Just quiet enough that the room had to listen.
one for sorrow
two for joy
three for a girl
four for a boy
five for silver
six for gold
seven for a secret never to be told
eight for a tale that the stars have spun
nine for a gate that can't be undone
ten for a river of forgotten lore
eleven for a key to the spectral door
twelve for a mirror that reflects the night
thirteen for a beast that lives in spite
fourteen for a realm that none can reach
fifteen for a speech no tongue can teach
sixteen for a dream trapped in stone
seventeen for the old gods hollow moan
eighteen for the abyss that gazes back
nineteen for the formless cosmic wrack
twenty for a magpie's final verse in a universe where shadows converse
the end of the rhyme the start of the dread
where not a single word is said
At the seventh line, several guests still smiled faintly.
Some murmured quietly that everyone already knew the old rhyme.
Then I continued.
Without breaking eye contact.
Without changing expression.
By the thirteenth line, the room had become completely silent.
Not performative silence.
Real silence.
The kind where people forget to move while listening.
I could feel it happening.
The exact moment discomfort replaced amusement.

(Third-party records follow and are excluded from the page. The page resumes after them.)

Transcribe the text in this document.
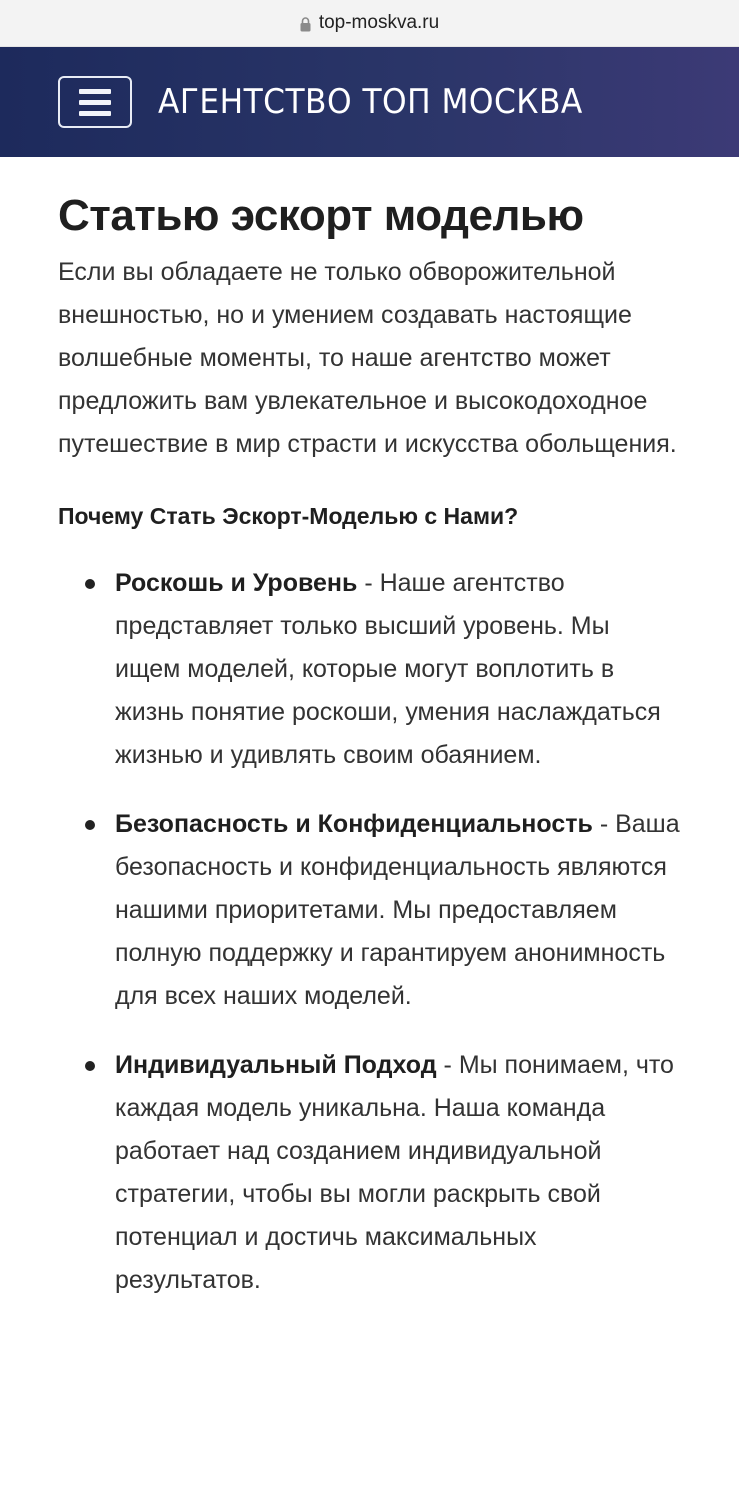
top-moskva.ru
АГЕНТСТВО ТОП МОСКВА
Статью эскорт моделью

Если вы обладаете не только обворожительной внешностью, но и умением создавать настоящие волшебные моменты, то наше агентство может предложить вам увлекательное и высокодоходное путешествие в мир страсти и искусства обольщения.

Почему Стать Эскорт-Моделью с Нами?
Роскошь и Уровень - Наше агентство представляет только высший уровень. Мы ищем моделей, которые могут воплотить в жизнь понятие роскоши, умения наслаждаться жизнью и удивлять своим обаянием.
Безопасность и Конфиденциальность - Ваша безопасность и конфиденциальность являются нашими приоритетами. Мы предоставляем полную поддержку и гарантируем анонимность для всех наших моделей.
Индивидуальный Подход - Мы понимаем, что каждая модель уникальна. Наша команда работает над созданием индивидуальной стратегии, чтобы вы могли раскрыть свой потенциал и достичь максимальных результатов.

By the twentieth line, even the storm outside seemed distant somehow.
The restaurant no longer felt like a restaurant.
Only a room waiting for something terrible to finish speaking.
Then I ended the rhyme.
And the world stopped.
No thunder.
No movement.
No voices.
Only silence.
Even the rain had weakened outside.
I stepped down from the stage quietly.
Nobody reacted at first.
The audience simply stared.
Uncomfortable.
Uneasy.
As if they had collectively agreed something about the room now felt incorrect.
Then suddenly—
Clap.
Spathian.
Alone.
Smiling brightly like a man witnessing artistic perfection.
A second later, the rest of the audience joined in.
Applause spread throughout the restaurant beneath lingering discomfort and nervous laughter.
I looked toward the tables while they clapped.
Many still appeared unsettled.
Some avoided direct eye contact entirely.
I smiled politely anyway.
Nearby, Master Roderick laughed warmly into his wine while Spathian looked absurdly proud of me for reasons I still do not fully understand.
Ryn had the expression of someone realizing she may have accidentally enabled a creature.
Meanwhile, Caravan Master only shook his head slowly.
Exactly the same way he had back at the Sleeping Goat Inn.
Not disappointed.
Almost resigned.
As though he had recognized something inevitable.
And that was how my final night in Port Roderick ended.